Media organization of Amhara Region, Ethiopia

Amhara Media Corporation (የአማራ ሚዲያ ኮርፖሬሽን) Acronym: AMECO or formerly known as Amhara Mass Media Agency is a television, digital media, radio and newspaper news organisation owned by the Amhara Region government in Ethiopia. AMECO was established in 1993. During 2017–2020, AMECO had about 900–1000 employees.

==Creation==
Amhara Mass Media Agency was created in 1993 with the aim of promoting development, peace and democratisation.

In 2020 the media organization was renamed Amhara Media Corporation (የአማራ ሚዲያ ኮርፖሬሽን).

==Components==
Amhara TV is owned by AMMA.

==Political stance==
In 2020, AMC was seen as tending to favour the interests of the Amhara Region government and to be independent from federal state media. The Addis Ababa branch of AMMA, created in 2016, was seen as promoting the interests of the Amhara Region and of people of Amharan ethnicity, supporting Eskinder Nega.

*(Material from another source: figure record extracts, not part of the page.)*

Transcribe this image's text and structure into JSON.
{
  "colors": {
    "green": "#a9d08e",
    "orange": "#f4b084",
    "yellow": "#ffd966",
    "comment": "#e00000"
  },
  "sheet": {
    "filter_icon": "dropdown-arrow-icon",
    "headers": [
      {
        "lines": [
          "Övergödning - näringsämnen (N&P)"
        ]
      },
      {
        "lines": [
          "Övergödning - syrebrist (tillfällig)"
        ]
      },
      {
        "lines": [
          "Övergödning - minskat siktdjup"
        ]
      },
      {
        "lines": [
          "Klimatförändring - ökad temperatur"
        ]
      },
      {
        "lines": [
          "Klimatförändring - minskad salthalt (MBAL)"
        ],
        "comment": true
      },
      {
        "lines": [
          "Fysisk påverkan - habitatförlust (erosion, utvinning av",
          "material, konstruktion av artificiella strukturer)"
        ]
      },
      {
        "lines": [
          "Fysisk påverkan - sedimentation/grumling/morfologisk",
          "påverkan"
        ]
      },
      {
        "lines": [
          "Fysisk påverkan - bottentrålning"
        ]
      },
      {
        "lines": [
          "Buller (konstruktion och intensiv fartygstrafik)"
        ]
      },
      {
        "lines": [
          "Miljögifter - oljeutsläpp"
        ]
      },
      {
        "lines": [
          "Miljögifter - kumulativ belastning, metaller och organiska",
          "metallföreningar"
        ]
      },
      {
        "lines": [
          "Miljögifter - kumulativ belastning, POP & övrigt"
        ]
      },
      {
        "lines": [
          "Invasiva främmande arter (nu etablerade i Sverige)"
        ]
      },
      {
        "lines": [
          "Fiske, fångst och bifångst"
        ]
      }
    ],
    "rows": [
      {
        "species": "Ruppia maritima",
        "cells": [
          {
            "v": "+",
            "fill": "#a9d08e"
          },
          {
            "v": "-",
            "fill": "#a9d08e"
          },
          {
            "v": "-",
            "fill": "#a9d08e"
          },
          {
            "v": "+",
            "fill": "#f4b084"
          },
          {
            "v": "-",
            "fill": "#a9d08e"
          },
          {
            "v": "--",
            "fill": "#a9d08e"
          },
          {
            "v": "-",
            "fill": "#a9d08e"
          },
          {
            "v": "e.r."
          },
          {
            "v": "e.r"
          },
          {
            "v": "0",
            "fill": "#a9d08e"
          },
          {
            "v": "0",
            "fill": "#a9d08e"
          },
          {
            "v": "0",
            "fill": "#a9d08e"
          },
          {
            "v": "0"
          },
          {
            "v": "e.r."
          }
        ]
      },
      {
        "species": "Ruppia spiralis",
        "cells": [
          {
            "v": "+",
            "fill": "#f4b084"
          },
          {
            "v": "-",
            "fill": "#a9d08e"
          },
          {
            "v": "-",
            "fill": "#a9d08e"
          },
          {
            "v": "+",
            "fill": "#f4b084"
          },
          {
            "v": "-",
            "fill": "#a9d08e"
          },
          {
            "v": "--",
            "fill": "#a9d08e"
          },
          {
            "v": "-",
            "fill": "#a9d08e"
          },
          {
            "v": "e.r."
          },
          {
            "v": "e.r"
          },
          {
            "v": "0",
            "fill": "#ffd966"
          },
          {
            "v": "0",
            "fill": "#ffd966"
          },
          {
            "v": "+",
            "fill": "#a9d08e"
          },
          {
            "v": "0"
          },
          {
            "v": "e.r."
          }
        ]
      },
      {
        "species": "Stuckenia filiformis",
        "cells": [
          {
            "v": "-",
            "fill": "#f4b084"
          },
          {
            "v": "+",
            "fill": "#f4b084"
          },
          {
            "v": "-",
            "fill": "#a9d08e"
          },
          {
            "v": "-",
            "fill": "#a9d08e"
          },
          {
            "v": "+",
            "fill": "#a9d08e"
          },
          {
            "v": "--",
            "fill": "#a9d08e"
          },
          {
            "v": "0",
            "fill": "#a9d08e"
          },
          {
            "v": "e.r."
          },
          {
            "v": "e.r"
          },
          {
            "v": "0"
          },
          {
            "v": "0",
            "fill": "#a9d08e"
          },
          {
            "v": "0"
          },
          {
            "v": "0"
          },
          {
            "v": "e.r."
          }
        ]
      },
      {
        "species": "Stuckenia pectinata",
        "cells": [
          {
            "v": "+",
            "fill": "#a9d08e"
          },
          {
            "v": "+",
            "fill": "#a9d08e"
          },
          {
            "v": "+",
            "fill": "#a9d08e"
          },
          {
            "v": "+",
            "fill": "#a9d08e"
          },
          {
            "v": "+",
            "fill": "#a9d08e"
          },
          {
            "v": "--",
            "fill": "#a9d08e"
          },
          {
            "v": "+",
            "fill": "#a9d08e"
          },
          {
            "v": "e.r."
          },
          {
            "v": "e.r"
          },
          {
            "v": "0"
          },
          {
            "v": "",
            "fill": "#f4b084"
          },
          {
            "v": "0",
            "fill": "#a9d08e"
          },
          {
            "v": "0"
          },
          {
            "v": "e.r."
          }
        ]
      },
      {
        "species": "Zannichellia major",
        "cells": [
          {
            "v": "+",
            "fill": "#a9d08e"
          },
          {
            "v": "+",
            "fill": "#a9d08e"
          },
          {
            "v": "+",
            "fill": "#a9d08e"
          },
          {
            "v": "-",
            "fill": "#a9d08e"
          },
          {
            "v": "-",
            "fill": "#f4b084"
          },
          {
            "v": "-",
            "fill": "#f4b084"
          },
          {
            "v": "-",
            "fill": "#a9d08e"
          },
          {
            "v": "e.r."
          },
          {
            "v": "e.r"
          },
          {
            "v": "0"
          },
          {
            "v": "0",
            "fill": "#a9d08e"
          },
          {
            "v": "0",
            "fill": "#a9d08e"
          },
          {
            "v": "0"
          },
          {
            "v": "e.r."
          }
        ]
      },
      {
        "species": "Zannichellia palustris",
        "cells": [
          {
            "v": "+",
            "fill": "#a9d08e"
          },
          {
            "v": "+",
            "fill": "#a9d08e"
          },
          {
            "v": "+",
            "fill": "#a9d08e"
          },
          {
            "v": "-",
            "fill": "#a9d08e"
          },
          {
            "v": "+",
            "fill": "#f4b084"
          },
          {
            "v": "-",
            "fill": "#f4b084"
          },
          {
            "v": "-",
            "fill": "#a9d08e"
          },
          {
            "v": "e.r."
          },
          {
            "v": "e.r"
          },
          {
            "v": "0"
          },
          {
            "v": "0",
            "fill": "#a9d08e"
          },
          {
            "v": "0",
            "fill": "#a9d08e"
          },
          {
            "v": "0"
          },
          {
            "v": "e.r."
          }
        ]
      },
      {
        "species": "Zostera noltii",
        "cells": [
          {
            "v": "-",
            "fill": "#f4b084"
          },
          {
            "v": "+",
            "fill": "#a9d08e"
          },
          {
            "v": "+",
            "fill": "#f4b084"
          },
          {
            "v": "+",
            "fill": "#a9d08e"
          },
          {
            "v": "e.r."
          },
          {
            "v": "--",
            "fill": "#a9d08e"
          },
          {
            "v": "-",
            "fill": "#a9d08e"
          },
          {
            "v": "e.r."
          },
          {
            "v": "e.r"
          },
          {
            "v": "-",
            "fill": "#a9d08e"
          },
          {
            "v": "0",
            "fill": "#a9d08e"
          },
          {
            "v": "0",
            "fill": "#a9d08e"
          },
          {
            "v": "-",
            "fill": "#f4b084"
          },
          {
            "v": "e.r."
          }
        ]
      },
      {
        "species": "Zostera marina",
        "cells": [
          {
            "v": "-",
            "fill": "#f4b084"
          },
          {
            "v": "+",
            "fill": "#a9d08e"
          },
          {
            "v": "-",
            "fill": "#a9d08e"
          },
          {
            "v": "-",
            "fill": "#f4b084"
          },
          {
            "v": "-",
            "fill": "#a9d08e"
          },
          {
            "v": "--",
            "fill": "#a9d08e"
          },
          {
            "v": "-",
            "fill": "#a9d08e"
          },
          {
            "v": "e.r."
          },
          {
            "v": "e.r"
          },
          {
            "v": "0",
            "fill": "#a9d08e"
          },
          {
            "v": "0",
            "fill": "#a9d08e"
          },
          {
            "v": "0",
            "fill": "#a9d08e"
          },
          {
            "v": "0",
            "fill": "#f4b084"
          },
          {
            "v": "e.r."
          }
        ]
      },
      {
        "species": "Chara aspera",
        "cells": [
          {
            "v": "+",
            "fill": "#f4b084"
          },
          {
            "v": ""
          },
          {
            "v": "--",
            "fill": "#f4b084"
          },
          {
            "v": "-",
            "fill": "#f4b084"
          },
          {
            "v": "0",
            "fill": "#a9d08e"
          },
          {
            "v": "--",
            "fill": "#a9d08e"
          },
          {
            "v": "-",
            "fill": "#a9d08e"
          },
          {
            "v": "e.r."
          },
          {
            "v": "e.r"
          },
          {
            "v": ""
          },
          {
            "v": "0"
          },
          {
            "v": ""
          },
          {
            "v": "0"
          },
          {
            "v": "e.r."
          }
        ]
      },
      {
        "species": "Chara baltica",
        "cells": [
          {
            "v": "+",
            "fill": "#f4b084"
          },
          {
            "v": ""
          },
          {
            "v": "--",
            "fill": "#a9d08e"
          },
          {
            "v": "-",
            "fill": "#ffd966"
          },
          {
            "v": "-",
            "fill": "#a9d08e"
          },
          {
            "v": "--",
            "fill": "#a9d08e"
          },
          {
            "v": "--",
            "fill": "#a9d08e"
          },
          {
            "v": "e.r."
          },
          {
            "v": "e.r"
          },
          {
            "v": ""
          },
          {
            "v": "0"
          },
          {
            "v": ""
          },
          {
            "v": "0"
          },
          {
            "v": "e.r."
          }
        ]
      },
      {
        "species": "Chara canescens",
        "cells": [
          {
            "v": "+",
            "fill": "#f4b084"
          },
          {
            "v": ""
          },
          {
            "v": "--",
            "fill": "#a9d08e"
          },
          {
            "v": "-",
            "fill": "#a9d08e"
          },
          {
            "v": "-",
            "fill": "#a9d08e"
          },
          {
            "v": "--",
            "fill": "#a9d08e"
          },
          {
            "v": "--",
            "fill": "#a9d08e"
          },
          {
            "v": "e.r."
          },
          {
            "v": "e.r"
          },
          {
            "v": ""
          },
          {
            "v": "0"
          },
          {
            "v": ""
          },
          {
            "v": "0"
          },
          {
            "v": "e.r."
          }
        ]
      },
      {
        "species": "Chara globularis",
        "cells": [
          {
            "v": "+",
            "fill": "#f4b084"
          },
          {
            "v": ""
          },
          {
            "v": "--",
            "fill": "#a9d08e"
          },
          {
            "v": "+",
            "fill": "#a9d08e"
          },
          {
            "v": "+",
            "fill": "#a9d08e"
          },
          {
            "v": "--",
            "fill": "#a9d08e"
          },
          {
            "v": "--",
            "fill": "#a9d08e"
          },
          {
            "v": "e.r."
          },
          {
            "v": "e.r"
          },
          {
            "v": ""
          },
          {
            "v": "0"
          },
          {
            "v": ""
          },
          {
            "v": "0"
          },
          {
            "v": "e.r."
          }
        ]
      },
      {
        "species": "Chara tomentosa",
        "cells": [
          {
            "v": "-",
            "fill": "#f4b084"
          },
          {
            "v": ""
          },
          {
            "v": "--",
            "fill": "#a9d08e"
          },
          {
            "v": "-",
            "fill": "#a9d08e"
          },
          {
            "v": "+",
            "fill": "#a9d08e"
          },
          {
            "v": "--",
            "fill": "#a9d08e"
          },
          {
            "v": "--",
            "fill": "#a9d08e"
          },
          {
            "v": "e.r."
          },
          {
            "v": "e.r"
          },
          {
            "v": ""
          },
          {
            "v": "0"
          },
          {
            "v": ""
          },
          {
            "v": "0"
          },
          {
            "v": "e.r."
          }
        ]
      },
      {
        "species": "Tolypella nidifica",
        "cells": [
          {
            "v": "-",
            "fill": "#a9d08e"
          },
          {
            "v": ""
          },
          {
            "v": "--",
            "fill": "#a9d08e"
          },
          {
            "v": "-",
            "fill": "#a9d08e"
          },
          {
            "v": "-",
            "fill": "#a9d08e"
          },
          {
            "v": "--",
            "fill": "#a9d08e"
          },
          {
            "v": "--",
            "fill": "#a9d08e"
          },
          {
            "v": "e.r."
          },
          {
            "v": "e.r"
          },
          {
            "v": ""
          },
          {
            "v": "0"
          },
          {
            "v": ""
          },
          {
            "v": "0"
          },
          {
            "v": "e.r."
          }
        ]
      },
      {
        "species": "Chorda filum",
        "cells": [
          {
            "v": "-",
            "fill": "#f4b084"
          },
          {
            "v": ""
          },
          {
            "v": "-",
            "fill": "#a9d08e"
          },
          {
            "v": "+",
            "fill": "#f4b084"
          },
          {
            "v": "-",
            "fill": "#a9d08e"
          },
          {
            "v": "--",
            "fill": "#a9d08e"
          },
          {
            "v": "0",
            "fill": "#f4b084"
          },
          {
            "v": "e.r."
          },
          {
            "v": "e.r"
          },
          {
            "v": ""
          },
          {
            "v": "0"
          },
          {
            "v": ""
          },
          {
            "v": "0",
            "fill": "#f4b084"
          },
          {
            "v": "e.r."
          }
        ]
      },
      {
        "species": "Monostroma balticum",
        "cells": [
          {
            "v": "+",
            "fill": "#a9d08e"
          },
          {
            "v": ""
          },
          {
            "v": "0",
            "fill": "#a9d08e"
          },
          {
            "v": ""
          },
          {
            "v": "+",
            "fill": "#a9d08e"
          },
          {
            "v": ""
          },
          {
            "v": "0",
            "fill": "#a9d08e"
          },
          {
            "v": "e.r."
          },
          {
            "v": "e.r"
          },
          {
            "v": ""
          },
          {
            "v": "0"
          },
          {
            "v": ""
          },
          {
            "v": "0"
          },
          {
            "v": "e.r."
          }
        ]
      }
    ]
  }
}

Similar to other major regional media in Ethiopia, as of 2020, AMMA has used victimisation, presenting cases of Amharans as victims, and externalisation, in which incidents in the Amhara Region are blamed on actors from other regions, omitting other perspectives.

In 2019, AMC was supportive of the newly created Prosperity Party.

==Programs==
In 2010, AMC created a program, "Yeketemoch Mederek" (Cities' Forum), involved public discussion forums between local officials and the public and broadcasts of material from the forums. The forums were generally seen positively by the public and as having an influence on improving local governance.